Guto Wayu was one of the 180 woredas in the Oromia of Ethiopia. It was divided between Guto Gida, Wayu Tuka woredas and Nekemte town. Part of the East Welega Zone, Guto Wayu was bordered on the south by Nunu Kumba, on the southwest by Jimma Arjo and Diga Leka, on the west by Sasiga, on the northwest by Limmu and Gida Kiremu, on the northeast by Bila Seyo, on the east by Sibu Sire, and on the southeast by Wama Bonaya. The administrative center of the woreda was Nekemte, which is also the Zonal capital; other towns included Gute.

== Overview ==
The major peaks of this woreda are Mounts Tuka (3141 meters), Komto and Daleti. Rivers include the Eya, Uke, Loko, Beseka, Wachu, Adiyya, Tato and Oda. A survey of the land in this woreda shows that 55.7% is arable or cultivable, 21.6% pasture, 8.5% forest, and 14.2% other. Komto and Chirri State Forests cover about 21.56 square kilometers of land. Coffee is an important cash crop of this woreda; between 20 and 50 square kilometers are planted with this crop.

Industry in the woreda includes 45 grain mills, 12 edible oil mills, 5 bakeries, 6 wood-working shops and 1 metalworks.

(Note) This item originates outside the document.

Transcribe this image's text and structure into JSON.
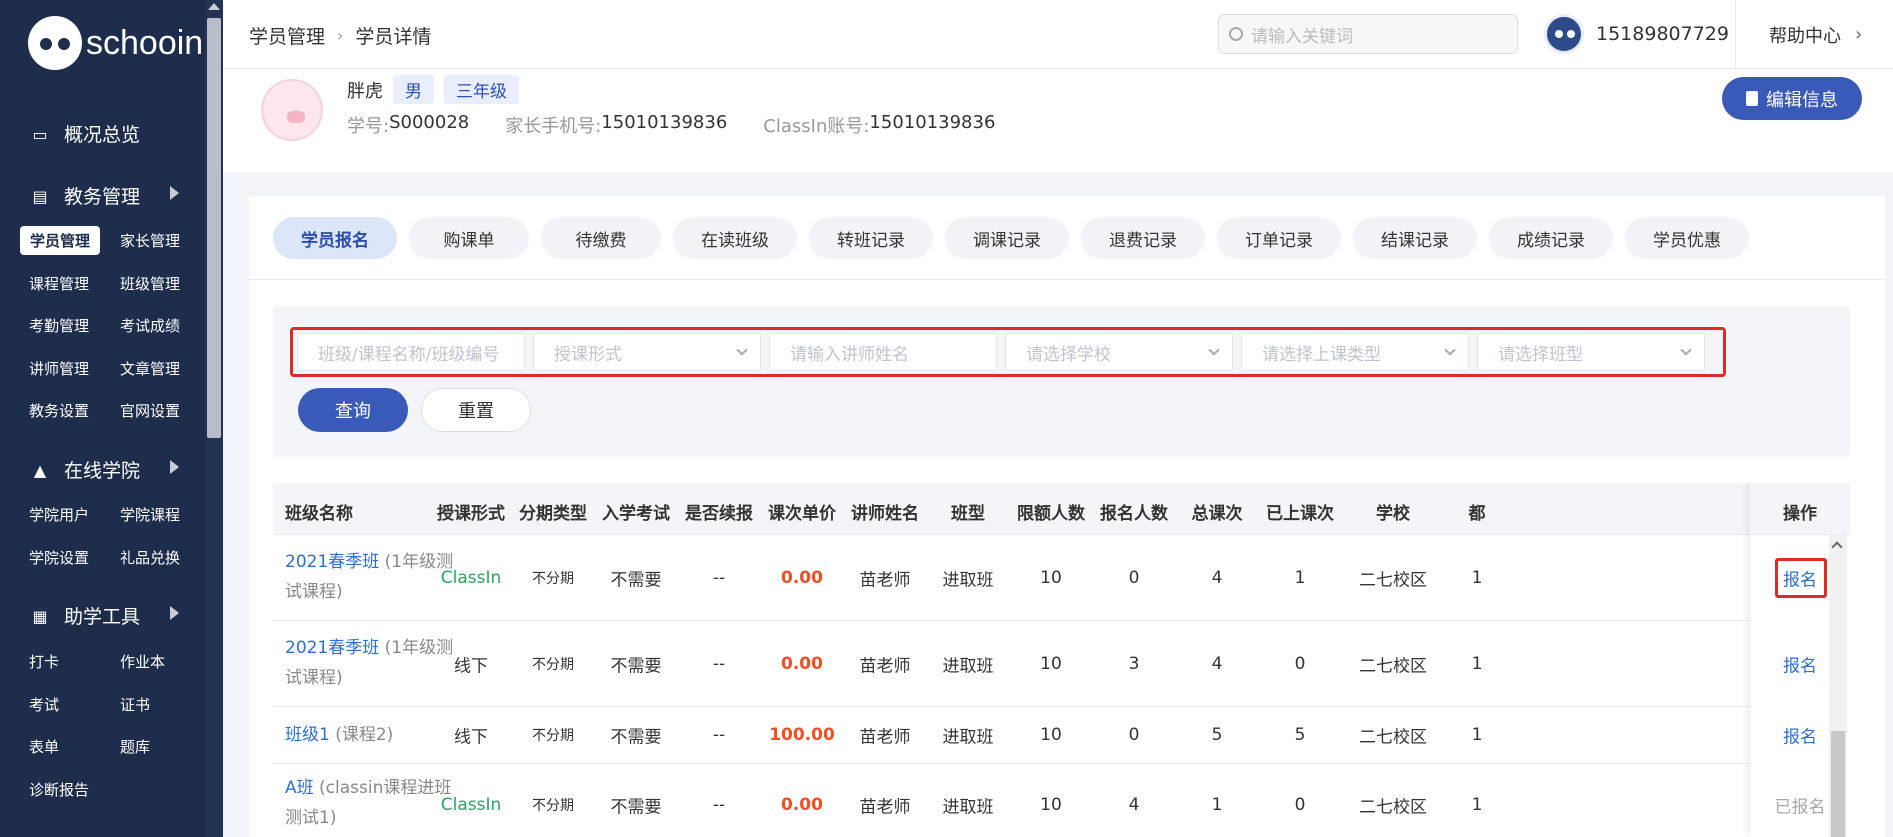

There were 18 Farmers Associations with 15,533 members and 15 Farmers Service Cooperatives with 11,505 members. Guto Wayu has 86 kilometers all-weather road, for an average of road density of 64.9 kilometers per 1000 square kilometers. About 28.5% of the total population has access to drinking water.

This woreda was selected by the Ministry of Agriculture and Rural Development in 2003 as one of several areas for voluntary resettlement for farmers from overpopulated areas. Together with Gida Kiremu and Jimma Arjo, Guto Wayu became the new home for a total of 8435 heads of households and 31,781 total family members.

== Demographics ==
Based on figures published by the Central Statistical Agency in 2005, this woreda has an estimated total population of 238,453, of whom 120,142 are men and 118,311 women; 85,637 or 35.91% of its population are urban dwellers, which is greater than the Zone average of 13.9%. With an estimated area of 1,324.22 square kilometers, Guto Wayu has an estimated population density of 180.1 people per square kilometer, which is greater than the Zone average of 81.4.

The 1994 national census reported a total population for this woreda of 159,113, of whom 78,548 were men and 80,565 women; 47,891 or 30.1% of its population were urban dwellers at the time. The three largest ethnic groups reported in Guto Wayu were the Oromo (90.57%), the Amhara (7.15%), and the Tigray (0.9%); all other ethnic groups made up 1.38% of the population. Oromiffa was spoken as a first language by 91.34%, 7.16% spoke Amharic, and 0.78% spoke Tigrinya; the remaining 1.11% spoke all other primary languages reported. The majority of the inhabitants were Ethiopian Orthodox Christianity, with 58.68% of the population reporting they observed this belief, while 30.37% of the population said they were Protestant, 5.98% were Moslem, and 4.24% were Roman Catholic.